Vladimir offered Krikor a smoke without being asked. Of course, Krikor was a sergeant, not just a lowly trooper. Vladimir was no dummy. He knew whom to keep buttered up, and how. Krikor didn't cough as he smoked. In a few savage puffs, he got the cigarette down to the filter. Hardly a shred of tobacco was left when he crushed the butt under his heel. "To hell with me if I'll give the Afghans anything at all to scrounge," he declared.

"Yeah." Vladimir treated his cigarette the same way. Sergei took a little longer to work his way down to the filter, but he made sure he did. It wasn't so much that he begrudged the Afghans a tiny bit of his tobacco. But he didn't want his buddies jeering at him.

The ground shook under his feet, harder than it had the first couple of times he'd felt an earthquake. Krikor's black, furry eyebrows flew up. Some of the villagers exclaimed. Sergei didn't know what they were saying, but he caught the alarm in their voices. He spoke himself: "That was a pretty good one, wasn't it? " If the locals and the sergeant noticed it, he could, too.

"Not all that big," Krikor said, "but I think it must've been right under our feet."

"How do you tell?" Vladimir asked.

"When they're close, you get that sharp jolt, like the one we felt now. The ones further off don't hit the same way. They roll more, if you know what I mean." The Armenian sergeant illustrated with a loose, floppy up-and-down motion of his hand and wrist.

"You sound like you know what you're talking about," Sergei said. "Don't I wish I didn't," Sergeant Krikor told him. "Sergeant! Hey, Sergeant!" Fyodor came clumping up the dirt street.

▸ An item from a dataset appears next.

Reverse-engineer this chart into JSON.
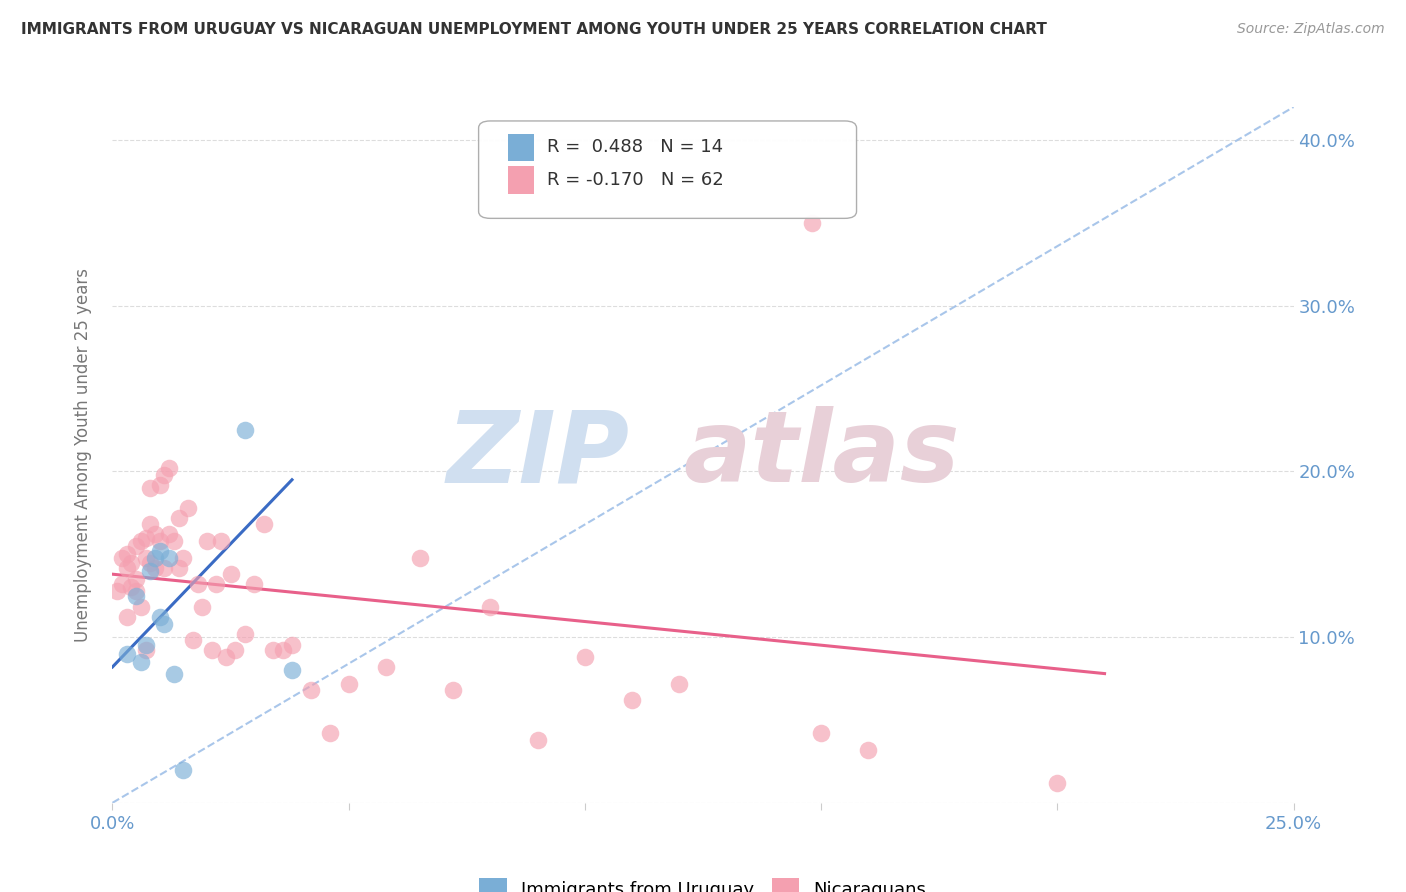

He pointed back in the direction from which he'd come. "Lieutenant Uspenski wants to see you right away."

Krikor grunted. By his expression, he didn't much want to go see the lieutenant. "Miserable whistle-ass shavetail," he muttered. Sergei didn't think he was supposed to hear. He worked hard to keep his face straight. Krikor asked Fyodor, "He tell you what it was about?"

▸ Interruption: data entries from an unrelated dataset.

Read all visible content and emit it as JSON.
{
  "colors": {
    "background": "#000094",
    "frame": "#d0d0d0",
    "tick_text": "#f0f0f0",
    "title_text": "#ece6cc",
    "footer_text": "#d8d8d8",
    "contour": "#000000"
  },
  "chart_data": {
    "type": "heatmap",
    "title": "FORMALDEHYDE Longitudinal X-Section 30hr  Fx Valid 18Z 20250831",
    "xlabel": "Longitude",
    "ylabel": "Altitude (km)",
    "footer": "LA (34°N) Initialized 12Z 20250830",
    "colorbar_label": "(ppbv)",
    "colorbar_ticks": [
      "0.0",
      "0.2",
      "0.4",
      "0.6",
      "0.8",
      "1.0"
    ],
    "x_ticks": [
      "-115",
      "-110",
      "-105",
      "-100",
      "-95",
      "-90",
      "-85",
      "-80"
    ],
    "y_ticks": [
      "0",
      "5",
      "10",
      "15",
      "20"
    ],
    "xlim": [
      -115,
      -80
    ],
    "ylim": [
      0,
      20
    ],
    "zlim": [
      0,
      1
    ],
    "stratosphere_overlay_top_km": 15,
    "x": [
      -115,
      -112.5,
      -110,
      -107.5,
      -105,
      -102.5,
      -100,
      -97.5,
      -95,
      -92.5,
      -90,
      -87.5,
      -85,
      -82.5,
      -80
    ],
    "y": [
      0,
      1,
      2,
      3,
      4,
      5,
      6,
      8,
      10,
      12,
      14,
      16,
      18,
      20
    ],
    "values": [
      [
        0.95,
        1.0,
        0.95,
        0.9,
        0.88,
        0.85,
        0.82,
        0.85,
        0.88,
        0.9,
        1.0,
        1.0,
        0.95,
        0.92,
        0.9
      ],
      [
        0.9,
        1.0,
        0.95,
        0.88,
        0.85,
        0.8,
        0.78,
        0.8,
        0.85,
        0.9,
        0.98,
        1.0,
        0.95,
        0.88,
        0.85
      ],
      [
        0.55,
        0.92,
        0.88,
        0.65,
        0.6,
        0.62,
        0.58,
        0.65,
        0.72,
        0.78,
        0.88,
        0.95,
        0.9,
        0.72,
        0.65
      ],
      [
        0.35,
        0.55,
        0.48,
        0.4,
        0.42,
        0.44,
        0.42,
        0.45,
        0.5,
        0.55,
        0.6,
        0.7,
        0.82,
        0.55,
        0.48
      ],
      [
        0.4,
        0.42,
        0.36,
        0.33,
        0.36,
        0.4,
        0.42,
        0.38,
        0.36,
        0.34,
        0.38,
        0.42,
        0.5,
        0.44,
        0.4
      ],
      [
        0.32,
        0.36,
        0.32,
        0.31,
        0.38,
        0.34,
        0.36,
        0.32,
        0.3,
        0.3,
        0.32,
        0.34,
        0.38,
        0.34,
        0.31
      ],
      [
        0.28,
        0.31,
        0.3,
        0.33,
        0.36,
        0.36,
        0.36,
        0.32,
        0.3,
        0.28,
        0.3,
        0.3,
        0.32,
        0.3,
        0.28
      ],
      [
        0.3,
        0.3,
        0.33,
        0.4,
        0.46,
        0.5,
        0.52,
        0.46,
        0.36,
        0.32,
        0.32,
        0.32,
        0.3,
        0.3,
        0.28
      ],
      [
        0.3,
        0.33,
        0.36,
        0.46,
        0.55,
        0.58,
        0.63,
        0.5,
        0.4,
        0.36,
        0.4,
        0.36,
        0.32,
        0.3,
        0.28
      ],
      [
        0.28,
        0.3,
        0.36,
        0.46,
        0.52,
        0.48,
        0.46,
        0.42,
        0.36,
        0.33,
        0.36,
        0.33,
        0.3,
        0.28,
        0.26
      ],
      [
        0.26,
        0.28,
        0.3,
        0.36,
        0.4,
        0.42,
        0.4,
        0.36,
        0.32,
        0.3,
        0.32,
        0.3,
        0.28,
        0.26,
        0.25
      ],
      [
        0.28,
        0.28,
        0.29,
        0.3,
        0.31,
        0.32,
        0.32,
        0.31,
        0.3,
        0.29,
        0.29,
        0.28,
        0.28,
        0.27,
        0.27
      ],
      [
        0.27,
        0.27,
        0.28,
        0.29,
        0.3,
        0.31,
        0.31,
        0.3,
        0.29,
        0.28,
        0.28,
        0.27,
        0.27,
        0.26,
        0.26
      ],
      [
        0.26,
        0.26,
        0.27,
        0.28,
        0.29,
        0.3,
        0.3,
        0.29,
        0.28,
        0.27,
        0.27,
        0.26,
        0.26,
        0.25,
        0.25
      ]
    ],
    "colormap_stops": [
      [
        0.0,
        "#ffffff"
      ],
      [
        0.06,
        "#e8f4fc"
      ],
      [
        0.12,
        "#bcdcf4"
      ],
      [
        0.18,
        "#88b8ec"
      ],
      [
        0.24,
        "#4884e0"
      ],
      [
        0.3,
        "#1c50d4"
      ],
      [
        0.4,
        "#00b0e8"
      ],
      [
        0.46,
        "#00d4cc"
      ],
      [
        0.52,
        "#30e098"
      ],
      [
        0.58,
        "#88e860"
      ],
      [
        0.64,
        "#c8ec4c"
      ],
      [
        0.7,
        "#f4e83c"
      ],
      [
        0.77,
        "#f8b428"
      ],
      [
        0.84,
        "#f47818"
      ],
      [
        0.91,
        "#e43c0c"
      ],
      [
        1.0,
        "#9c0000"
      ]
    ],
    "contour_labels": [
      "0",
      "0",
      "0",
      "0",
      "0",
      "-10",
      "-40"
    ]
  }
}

"No, Sergeant. Sorry. I'm just an ordinary soldier, after all. If I didn't already know my name, he wouldn't tell me that."

"All right. I'll go." Krikor made it sound as if he were doing Lieutenant Uspenski a favor. But when he came back, he looked grim in a different way. "The ghosts are gathering," he reported.

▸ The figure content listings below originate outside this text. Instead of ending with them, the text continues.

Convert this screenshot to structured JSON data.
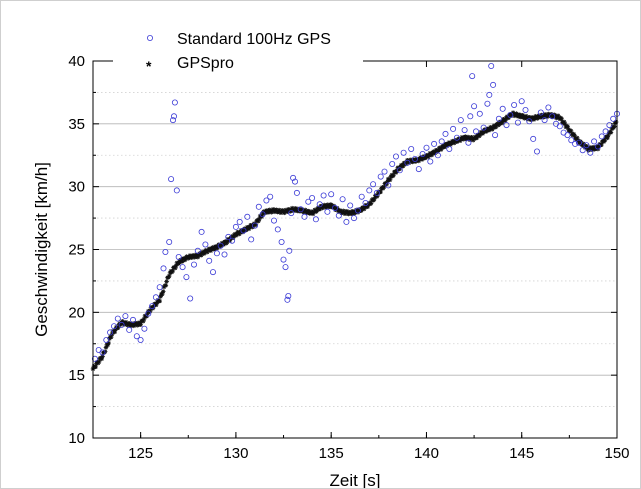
{
  "chart_data": {
    "type": "scatter",
    "title": "",
    "xlabel": "Zeit [s]",
    "ylabel": "Geschwindigkeit [km/h]",
    "xlim": [
      122.5,
      150
    ],
    "ylim": [
      10,
      40
    ],
    "xticks": [
      125,
      130,
      135,
      140,
      145,
      150
    ],
    "yticks": [
      10,
      15,
      20,
      25,
      30,
      35,
      40
    ],
    "grid": "horizontal-dotted",
    "legend_position": "top-left",
    "series": [
      {
        "name": "Standard 100Hz GPS",
        "marker": "open-circle",
        "color": "#3b3bd6",
        "points": [
          [
            122.6,
            16.3
          ],
          [
            122.8,
            17.0
          ],
          [
            123.0,
            16.8
          ],
          [
            123.2,
            17.8
          ],
          [
            123.4,
            18.4
          ],
          [
            123.6,
            18.9
          ],
          [
            123.8,
            19.5
          ],
          [
            124.0,
            19.0
          ],
          [
            124.2,
            19.7
          ],
          [
            124.4,
            18.6
          ],
          [
            124.6,
            19.4
          ],
          [
            124.8,
            18.1
          ],
          [
            125.0,
            17.8
          ],
          [
            125.2,
            18.7
          ],
          [
            125.4,
            19.9
          ],
          [
            125.6,
            20.5
          ],
          [
            125.8,
            21.2
          ],
          [
            126.0,
            22.0
          ],
          [
            126.2,
            23.5
          ],
          [
            126.3,
            24.8
          ],
          [
            126.5,
            25.6
          ],
          [
            126.6,
            30.6
          ],
          [
            126.7,
            35.3
          ],
          [
            126.75,
            35.6
          ],
          [
            126.8,
            36.7
          ],
          [
            126.9,
            29.7
          ],
          [
            127.0,
            24.4
          ],
          [
            127.2,
            23.6
          ],
          [
            127.4,
            22.8
          ],
          [
            127.6,
            21.1
          ],
          [
            127.8,
            23.8
          ],
          [
            128.0,
            24.9
          ],
          [
            128.2,
            26.4
          ],
          [
            128.4,
            25.4
          ],
          [
            128.6,
            24.1
          ],
          [
            128.8,
            23.2
          ],
          [
            129.0,
            24.7
          ],
          [
            129.2,
            25.3
          ],
          [
            129.4,
            24.6
          ],
          [
            129.6,
            26.0
          ],
          [
            129.8,
            25.7
          ],
          [
            130.0,
            26.8
          ],
          [
            130.2,
            27.2
          ],
          [
            130.4,
            26.5
          ],
          [
            130.6,
            27.6
          ],
          [
            130.8,
            25.8
          ],
          [
            131.0,
            26.9
          ],
          [
            131.2,
            28.4
          ],
          [
            131.4,
            27.8
          ],
          [
            131.6,
            28.9
          ],
          [
            131.8,
            29.2
          ],
          [
            132.0,
            27.3
          ],
          [
            132.2,
            26.6
          ],
          [
            132.4,
            25.6
          ],
          [
            132.5,
            24.2
          ],
          [
            132.6,
            23.6
          ],
          [
            132.7,
            21.0
          ],
          [
            132.75,
            21.3
          ],
          [
            132.8,
            24.9
          ],
          [
            132.9,
            27.9
          ],
          [
            133.0,
            30.7
          ],
          [
            133.1,
            30.4
          ],
          [
            133.2,
            29.5
          ],
          [
            133.4,
            28.2
          ],
          [
            133.6,
            27.6
          ],
          [
            133.8,
            28.8
          ],
          [
            134.0,
            29.1
          ],
          [
            134.2,
            27.4
          ],
          [
            134.4,
            28.6
          ],
          [
            134.6,
            29.3
          ],
          [
            134.8,
            28.0
          ],
          [
            135.0,
            29.4
          ],
          [
            135.2,
            28.3
          ],
          [
            135.4,
            27.7
          ],
          [
            135.6,
            29.0
          ],
          [
            135.8,
            27.2
          ],
          [
            136.0,
            28.5
          ],
          [
            136.2,
            27.5
          ],
          [
            136.4,
            28.1
          ],
          [
            136.6,
            29.2
          ],
          [
            136.8,
            28.7
          ],
          [
            137.0,
            29.7
          ],
          [
            137.2,
            30.2
          ],
          [
            137.4,
            29.5
          ],
          [
            137.6,
            30.8
          ],
          [
            137.8,
            31.2
          ],
          [
            138.0,
            30.1
          ],
          [
            138.2,
            31.8
          ],
          [
            138.4,
            32.4
          ],
          [
            138.6,
            31.3
          ],
          [
            138.8,
            32.7
          ],
          [
            139.0,
            31.9
          ],
          [
            139.2,
            33.0
          ],
          [
            139.4,
            32.2
          ],
          [
            139.6,
            31.4
          ],
          [
            139.8,
            32.6
          ],
          [
            140.0,
            33.1
          ],
          [
            140.2,
            32.0
          ],
          [
            140.4,
            33.4
          ],
          [
            140.6,
            32.5
          ],
          [
            140.8,
            33.6
          ],
          [
            141.0,
            34.2
          ],
          [
            141.2,
            33.0
          ],
          [
            141.4,
            34.6
          ],
          [
            141.6,
            33.9
          ],
          [
            141.8,
            35.3
          ],
          [
            142.0,
            34.5
          ],
          [
            142.2,
            33.5
          ],
          [
            142.3,
            35.6
          ],
          [
            142.4,
            38.8
          ],
          [
            142.5,
            36.4
          ],
          [
            142.6,
            34.4
          ],
          [
            142.8,
            35.8
          ],
          [
            143.0,
            34.7
          ],
          [
            143.2,
            36.6
          ],
          [
            143.3,
            37.3
          ],
          [
            143.4,
            39.6
          ],
          [
            143.5,
            38.1
          ],
          [
            143.6,
            34.1
          ],
          [
            143.8,
            35.4
          ],
          [
            144.0,
            36.2
          ],
          [
            144.2,
            34.9
          ],
          [
            144.4,
            35.7
          ],
          [
            144.6,
            36.5
          ],
          [
            144.8,
            35.1
          ],
          [
            145.0,
            36.8
          ],
          [
            145.2,
            36.1
          ],
          [
            145.4,
            35.2
          ],
          [
            145.6,
            33.8
          ],
          [
            145.8,
            32.8
          ],
          [
            146.0,
            35.9
          ],
          [
            146.2,
            35.3
          ],
          [
            146.4,
            36.3
          ],
          [
            146.6,
            35.6
          ],
          [
            146.8,
            35.0
          ],
          [
            147.0,
            34.8
          ],
          [
            147.2,
            34.3
          ],
          [
            147.4,
            34.1
          ],
          [
            147.6,
            33.7
          ],
          [
            147.8,
            33.4
          ],
          [
            148.0,
            33.5
          ],
          [
            148.2,
            32.9
          ],
          [
            148.4,
            33.3
          ],
          [
            148.6,
            32.7
          ],
          [
            148.8,
            33.6
          ],
          [
            149.0,
            33.2
          ],
          [
            149.2,
            34.0
          ],
          [
            149.4,
            34.4
          ],
          [
            149.6,
            34.9
          ],
          [
            149.8,
            35.4
          ],
          [
            150.0,
            35.8
          ]
        ]
      },
      {
        "name": "GPSpro",
        "marker": "asterisk",
        "color": "#000000",
        "line": [
          [
            122.5,
            15.5
          ],
          [
            123.0,
            16.5
          ],
          [
            123.5,
            18.3
          ],
          [
            124.0,
            19.2
          ],
          [
            124.5,
            19.0
          ],
          [
            125.0,
            19.1
          ],
          [
            125.5,
            20.2
          ],
          [
            126.0,
            21.0
          ],
          [
            126.5,
            23.0
          ],
          [
            127.0,
            24.0
          ],
          [
            127.5,
            24.4
          ],
          [
            128.0,
            24.5
          ],
          [
            128.5,
            24.9
          ],
          [
            129.0,
            25.2
          ],
          [
            129.5,
            25.6
          ],
          [
            130.0,
            26.2
          ],
          [
            130.5,
            26.6
          ],
          [
            131.0,
            27.0
          ],
          [
            131.5,
            28.0
          ],
          [
            132.0,
            28.1
          ],
          [
            132.5,
            28.0
          ],
          [
            133.0,
            28.2
          ],
          [
            133.5,
            28.1
          ],
          [
            134.0,
            27.9
          ],
          [
            134.5,
            28.4
          ],
          [
            135.0,
            28.5
          ],
          [
            135.5,
            28.0
          ],
          [
            136.0,
            27.9
          ],
          [
            136.5,
            28.1
          ],
          [
            137.0,
            28.6
          ],
          [
            137.5,
            29.5
          ],
          [
            138.0,
            30.5
          ],
          [
            138.5,
            31.4
          ],
          [
            139.0,
            32.0
          ],
          [
            139.5,
            32.1
          ],
          [
            140.0,
            32.4
          ],
          [
            140.5,
            32.8
          ],
          [
            141.0,
            33.3
          ],
          [
            141.5,
            33.6
          ],
          [
            142.0,
            33.9
          ],
          [
            142.5,
            33.8
          ],
          [
            143.0,
            34.4
          ],
          [
            143.5,
            34.7
          ],
          [
            144.0,
            35.2
          ],
          [
            144.5,
            35.8
          ],
          [
            145.0,
            35.6
          ],
          [
            145.5,
            35.4
          ],
          [
            146.0,
            35.6
          ],
          [
            146.5,
            35.7
          ],
          [
            147.0,
            35.5
          ],
          [
            147.5,
            34.5
          ],
          [
            148.0,
            33.6
          ],
          [
            148.5,
            33.0
          ],
          [
            149.0,
            33.1
          ],
          [
            149.5,
            34.0
          ],
          [
            150.0,
            35.2
          ]
        ]
      }
    ]
  }
}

Sergei looked up to the mountains on either side of Bulola, as if he would be able to see the dukhi as they gathered. If I could see them, we could kill them, he thought. "When are they going to hit us?" he asked.

Before Sergeant Krikor could answer, Vladimir asked, "Are they going to hit us at all? Or is some informant just playing games to make us jump?"

"Good question," Sergei agreed.

"I know it's a good question," Krikor said. "Afghans lie all the time, especially to us. The ones who look like they're on our side, half the time they're working for the ghosts. One man in three, maybe one in two, in the Afghan army would sooner be with the bandits in the hills. Everybody knows it."